Greenberg (right) and friend at MLK Rally for Voting Rights in Washington, DC on January 17, 2022.

During Dr. King’s lifetime and because of his work, the nation made great strides in the movement for racial equality:

  • the 1954 decision in Brown v. Board of Education overturning the doctrine of “separate but equal” and forcing the integration of public schools in America, argued by brilliant litigator and future Supreme Court Justice Thurgood Marshall
  • the 1955 Montgomery Bus Boycott, when 40,000 Black bus riders—the majority of the city’s bus riders—boycotted the system. Black leaders met to form the Montgomery Improvement Association (MIA). The group elected Martin Luther King Jr., the 26-year-old-pastor of Montgomery’s Dexter Avenue Baptist Church, as its president, and decided to continue the boycott until the city met its demands. After several federal court cases, Montgomery’s buses were integrated on December 21, 1956, and the boycott ended. It had lasted 381 days.
  • Civil Rights Act of 1957, the first major civil rights legislation since Reconstruction allowing federal prosecution of anyone who tried to prevent someone from voting and creating a commission to investigate voter fraud
  • The 1963 March on Washington organized and attended by civil rights leaders such as  Philip RandolphBayard Rustinand Martin Luther King Jr. when Dr King gave his “I have a dream speech”
  • The Civil Rights Act of 1964 and the Voting Rights Act of 1965, banning all voter literacy tests and provided federal examiners in certain voting jurisdictions.
  • The Fair Housing Act, which became law on April 11, 1968, just days after King’s assassination. It prevented housing discrimination based on race, sex, national origin and religion. It was also the last legislation enacted during the civil rights era.

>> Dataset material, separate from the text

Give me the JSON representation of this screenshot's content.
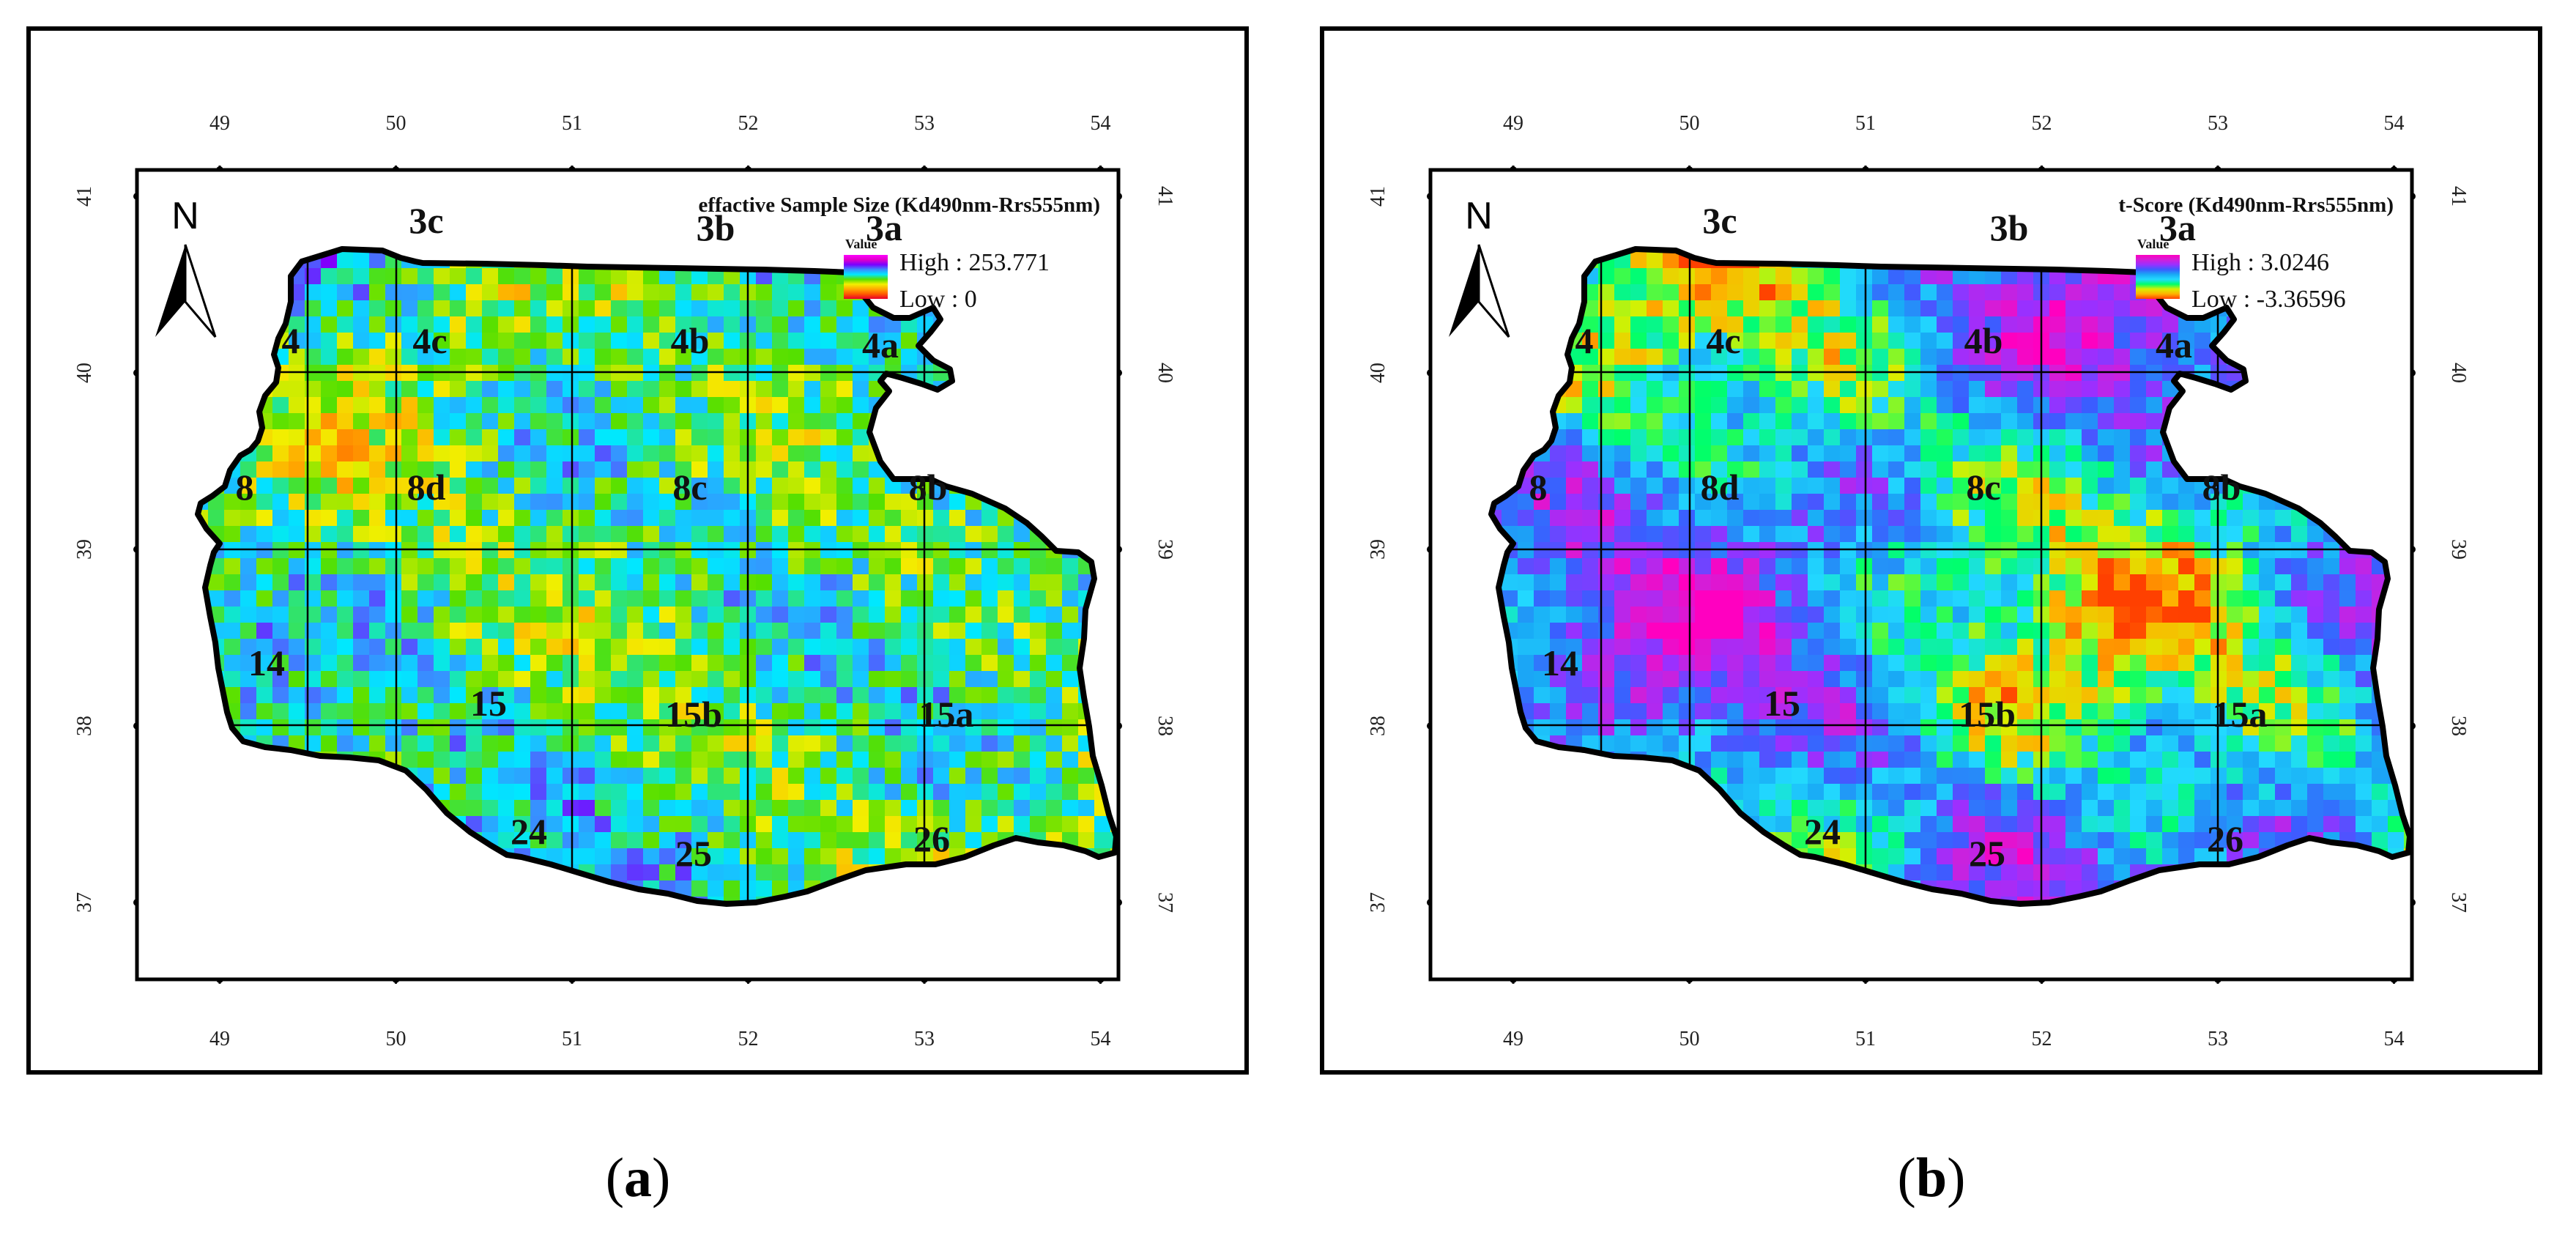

Greenberg marching across the Frederick Douglass Memorial Bridge.

Sadly, as we start this 2022 MLK weekend, many states have chipped away at voting rights and protections. The Brennan Center reports that an unprecedented 19 states have enacted 33 laws that will make it harder for Americans to vote.

A bill to counteract these attacks on voting rights, “Freedom to Vote: John R. Lewis Act” combines the Freedom to Vote Act and the John R. Lewis Voting Rights Advancement Act is awaiting action in the Senate but its prospects for passage are dimming.

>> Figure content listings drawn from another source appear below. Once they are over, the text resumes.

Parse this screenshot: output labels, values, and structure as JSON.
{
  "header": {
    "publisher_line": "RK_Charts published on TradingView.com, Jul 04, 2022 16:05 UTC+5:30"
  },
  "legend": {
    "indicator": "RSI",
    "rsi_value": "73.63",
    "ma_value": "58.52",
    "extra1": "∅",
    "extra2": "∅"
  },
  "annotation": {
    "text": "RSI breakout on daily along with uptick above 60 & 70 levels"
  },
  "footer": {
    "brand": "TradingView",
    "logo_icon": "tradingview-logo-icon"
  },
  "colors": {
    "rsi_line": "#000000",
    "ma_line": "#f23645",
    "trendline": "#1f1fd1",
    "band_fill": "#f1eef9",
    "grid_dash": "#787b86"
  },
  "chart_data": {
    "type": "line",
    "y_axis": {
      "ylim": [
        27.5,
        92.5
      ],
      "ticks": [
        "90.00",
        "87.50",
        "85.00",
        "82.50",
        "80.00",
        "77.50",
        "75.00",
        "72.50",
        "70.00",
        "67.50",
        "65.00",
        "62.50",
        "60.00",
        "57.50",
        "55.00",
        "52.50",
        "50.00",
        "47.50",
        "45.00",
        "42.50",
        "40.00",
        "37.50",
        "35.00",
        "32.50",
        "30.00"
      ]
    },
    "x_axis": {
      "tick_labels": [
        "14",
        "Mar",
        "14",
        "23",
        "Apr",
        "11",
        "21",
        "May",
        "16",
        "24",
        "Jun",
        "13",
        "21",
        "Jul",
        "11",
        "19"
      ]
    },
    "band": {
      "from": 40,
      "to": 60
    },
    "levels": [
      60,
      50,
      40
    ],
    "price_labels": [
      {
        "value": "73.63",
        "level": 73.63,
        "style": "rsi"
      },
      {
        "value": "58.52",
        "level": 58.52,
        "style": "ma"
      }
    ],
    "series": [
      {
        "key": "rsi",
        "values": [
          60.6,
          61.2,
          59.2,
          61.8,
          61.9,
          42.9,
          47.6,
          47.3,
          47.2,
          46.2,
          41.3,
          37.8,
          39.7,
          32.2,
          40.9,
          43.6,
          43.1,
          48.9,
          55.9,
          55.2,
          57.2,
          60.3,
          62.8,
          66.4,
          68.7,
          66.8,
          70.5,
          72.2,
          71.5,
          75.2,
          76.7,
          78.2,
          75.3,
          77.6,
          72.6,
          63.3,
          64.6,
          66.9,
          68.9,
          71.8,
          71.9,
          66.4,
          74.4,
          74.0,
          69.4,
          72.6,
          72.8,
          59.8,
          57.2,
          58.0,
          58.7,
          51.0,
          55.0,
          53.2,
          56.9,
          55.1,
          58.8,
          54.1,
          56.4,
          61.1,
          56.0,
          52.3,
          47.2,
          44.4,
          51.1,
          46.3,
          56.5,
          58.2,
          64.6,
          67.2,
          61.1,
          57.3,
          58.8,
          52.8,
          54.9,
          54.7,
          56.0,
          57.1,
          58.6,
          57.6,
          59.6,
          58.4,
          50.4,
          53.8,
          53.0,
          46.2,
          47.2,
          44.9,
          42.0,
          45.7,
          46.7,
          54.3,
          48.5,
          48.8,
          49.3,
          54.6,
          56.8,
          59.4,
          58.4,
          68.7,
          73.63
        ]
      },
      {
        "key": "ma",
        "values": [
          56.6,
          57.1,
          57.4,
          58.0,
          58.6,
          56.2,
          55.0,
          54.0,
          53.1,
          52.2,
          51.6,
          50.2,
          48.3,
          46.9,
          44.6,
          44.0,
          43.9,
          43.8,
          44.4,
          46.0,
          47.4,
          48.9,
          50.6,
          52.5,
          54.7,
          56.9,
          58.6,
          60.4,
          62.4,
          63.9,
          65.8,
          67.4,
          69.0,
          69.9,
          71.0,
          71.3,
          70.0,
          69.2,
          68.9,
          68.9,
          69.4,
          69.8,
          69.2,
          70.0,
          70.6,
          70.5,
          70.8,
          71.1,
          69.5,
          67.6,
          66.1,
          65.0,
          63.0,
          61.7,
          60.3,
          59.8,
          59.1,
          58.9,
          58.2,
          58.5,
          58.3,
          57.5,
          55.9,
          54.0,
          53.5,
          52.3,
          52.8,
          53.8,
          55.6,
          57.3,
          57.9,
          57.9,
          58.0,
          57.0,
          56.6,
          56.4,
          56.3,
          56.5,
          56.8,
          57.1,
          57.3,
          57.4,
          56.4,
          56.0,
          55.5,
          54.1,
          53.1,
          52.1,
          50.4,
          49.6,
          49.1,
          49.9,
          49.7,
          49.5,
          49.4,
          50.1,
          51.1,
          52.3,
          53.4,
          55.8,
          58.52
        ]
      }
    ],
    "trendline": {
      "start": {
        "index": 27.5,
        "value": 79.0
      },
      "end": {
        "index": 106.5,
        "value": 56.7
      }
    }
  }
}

If enacted, it would push back against the undermining of voting rights, affecting everything from how votes are cast to how they are tallied across the country. And it would sweep beyond that, remaking campaign finance laws and calling for a significant redraw of the nation’s House districts.

On this MLK Jr. weekend, the best tribute we could pay to Dr. King and his legacy and sacrifice would be to pass the Freedom to Vote Act in the Senate and get it to President Joe Biden’s desk. I’m still hoping for that miracle to happen.